Elon Musk is taking Tesla’s chipmaking push to a new level by getting directly involved at the factory floor. Reports indicate that Samsung will set up a dedicated office for Musk inside its Taylor, Texas semiconductor facility, giving him a closer vantage point over production tied to Tesla’s custom silicon roadmap.
Tesla has been steadily expanding its chip supply chain as it prepares for higher-volume production of in-house designs. Samsung and TSMC are already part of the mix, and there have also been signs Tesla could tap Intel’s manufacturing services as well. The bigger goal is clear: Tesla wants more control over the chips that power its vehicles and AI systems, and it wants enough supply to match massive scale.
According to Korean media report details, Samsung Chairman Lee Jae-yong visited the Taylor fab and met with Musk to discuss Tesla’s AI5 chip and its next-generation AI6 successor. What makes this development especially notable is the claim that Musk will now have an on-site office at the Taylor facility and will personally oversee parts of the production lines. The idea is to speed up the feedback loop between Tesla and Samsung—tightening iteration cycles, improving communication, and reducing delays that can happen when chip design and manufacturing teams are separated by distance and layers of management.
This move lines up with Musk’s well-known hands-on style, and it suggests Tesla sees custom silicon as strategically important rather than just another component purchase. It also highlights Taylor’s growing role in America’s semiconductor manufacturing comeback, where large-scale fabs are becoming central to future tech supply chains.
Tesla is reportedly Samsung’s largest U.S. partner at the moment, backed by a major $16.5 billion agreement. Under that deal, Samsung is expected to deliver not only chips but an “entire semiconductor ecosystem” tailored to Tesla’s needs—an arrangement that could cover manufacturing, packaging, and other critical parts of the production pipeline.
Even with heavyweight partners, Musk has hinted that outside foundries may not be able to fully satisfy Tesla’s long-term demand. He has previously talked about bold semiconductor ambitions, including the concept of a “TeraFab” that could help meet annual demand in the range of 100 billion to 200 billion chips. In other words, Tesla may be laying the groundwork for a future where it relies less on third parties and more on a dedicated, stable chip supply chain built for its own scale.

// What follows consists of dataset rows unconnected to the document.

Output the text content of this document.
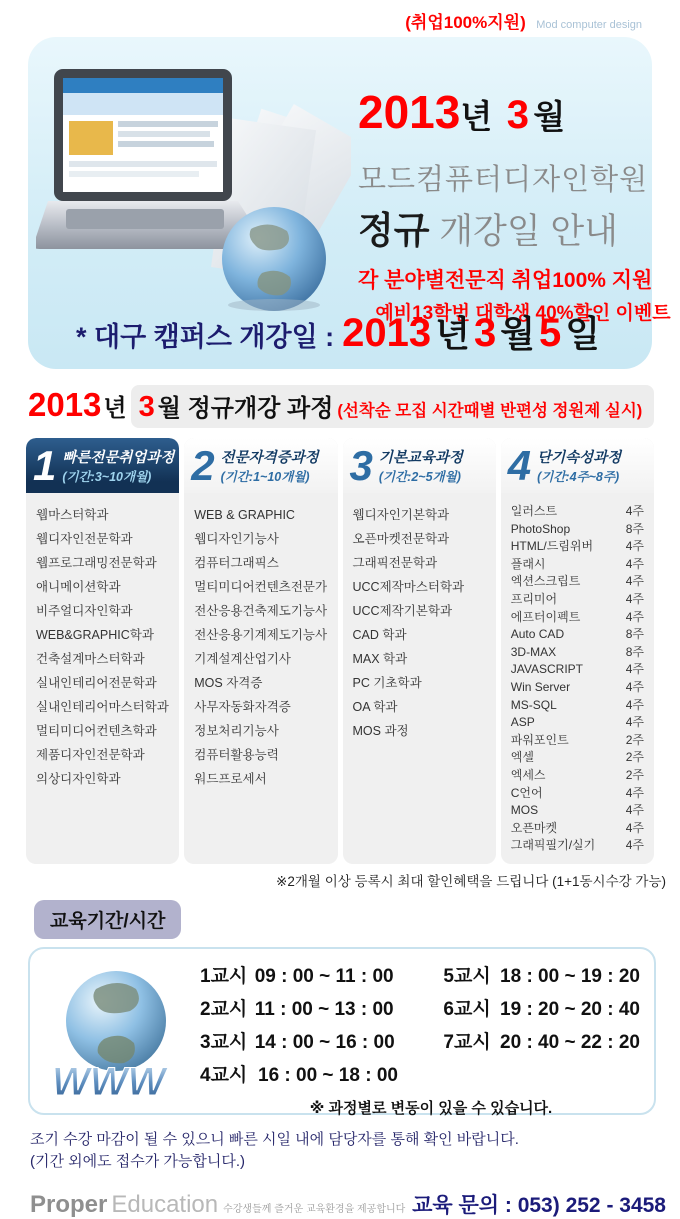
(취업100%지원) Mod computer design
2013년 3 월
모드컴퓨터디자인학원
정규 개강일 안내
각 분야별전문직 취업100% 지원
예비13학번 대학생 40%할인 이벤트
* 대구 캠퍼스 개강일 : 2013 년 3 월 5 일
2013 년 3 월 정규개강 과정 (선착순 모집 시간때별 반편성 정원제 실시)
1 빠른전문취업과정
(기간:3~10개월)
웹마스터학과
웹디자인전문학과
웹프로그래밍전문학과
애니메이션학과
비주얼디자인학과
WEB&GRAPHIC학과
건축설계마스터학과
실내인테리어전문학과
실내인테리어마스터학과
멀티미디어컨텐츠학과
제품디자인전문학과
의상디자인학과
2 전문자격증과정
(기간:1~10개월)
WEB & GRAPHIC
웹디자인기능사
컴퓨터그래픽스
멀티미디어컨텐츠전문가
전산응용건축제도기능사
전산응용기계제도기능사
기계설계산업기사
MOS 자격증
사무자동화자격증
정보처리기능사
컴퓨터활용능력
워드프로세서
3 기본교육과정
(기간:2~5개월)
웹디자인기본학과
오픈마켓전문학과
그래픽전문학과
UCC제작마스터학과
UCC제작기본학과
CAD 학과
MAX 학과
PC 기초학과
OA 학과
MOS 과정
4 단기속성과정
(기간:4주~8주)
일러스트	4주
PhotoShop	8주
HTML/드림위버	4주
플래시	4주
엑션스크립트	4주
프리미어	4주
에프터이펙트	4주
Auto CAD	8주
3D-MAX	8주
JAVASCRIPT	4주
Win Server	4주
MS-SQL	4주
ASP	4주
파워포인트	2주
엑셀	2주
엑세스	2주
C언어	4주
MOS	4주
오픈마켓	4주
그래픽필기/실기	4주
※2개월 이상 등록시 최대 할인혜택을 드립니다 (1+1동시수강 가능)
교육기간/시간
WWW
1교시 09 : 00 ~ 11 : 00	5교시 18 : 00 ~ 19 : 20
2교시 11 : 00 ~ 13 : 00	6교시 19 : 20 ~ 20 : 40
3교시 14 : 00 ~ 16 : 00	7교시 20 : 40 ~ 22 : 20
4교시 16 : 00 ~ 18 : 00
※ 과정별로 변동이 있을 수 있습니다.
조기 수강 마감이 될 수 있으니 빠른 시일 내에 담당자를 통해 확인 바랍니다.
(기간 외에도 접수가 가능합니다.)
Proper Education 수강생들께 즐거운 교육환경을 제공합니다 교육 문의 : 053) 252 - 3458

A big part of that motivation appears to be supply stability. Depending heavily on overseas manufacturing can raise long-term concerns, especially when geopolitical risks enter the picture. From Tesla’s perspective, building more of the semiconductor pipeline in the U.S. could reduce uncertainty, improve planning, and secure access to the chips that increasingly define modern vehicles.
All of this is unfolding as competitive pressure rises across the EV and automotive tech landscape, with companies like Rivian and others advancing their own next-generation platforms. Musk has also suggested that Tesla’s AI5 and AI6 chips occupy their own category compared to offerings from NVIDIA and other major players—implying Tesla believes its silicon strategy will be a key differentiator in performance, cost, and autonomy capabilities.
With Musk now reportedly embedded closer to the manufacturing process at Samsung’s Taylor fab, Tesla’s custom chip effort could move faster—and the results may shape how the company scales its AI and vehicle technologies over the next few years.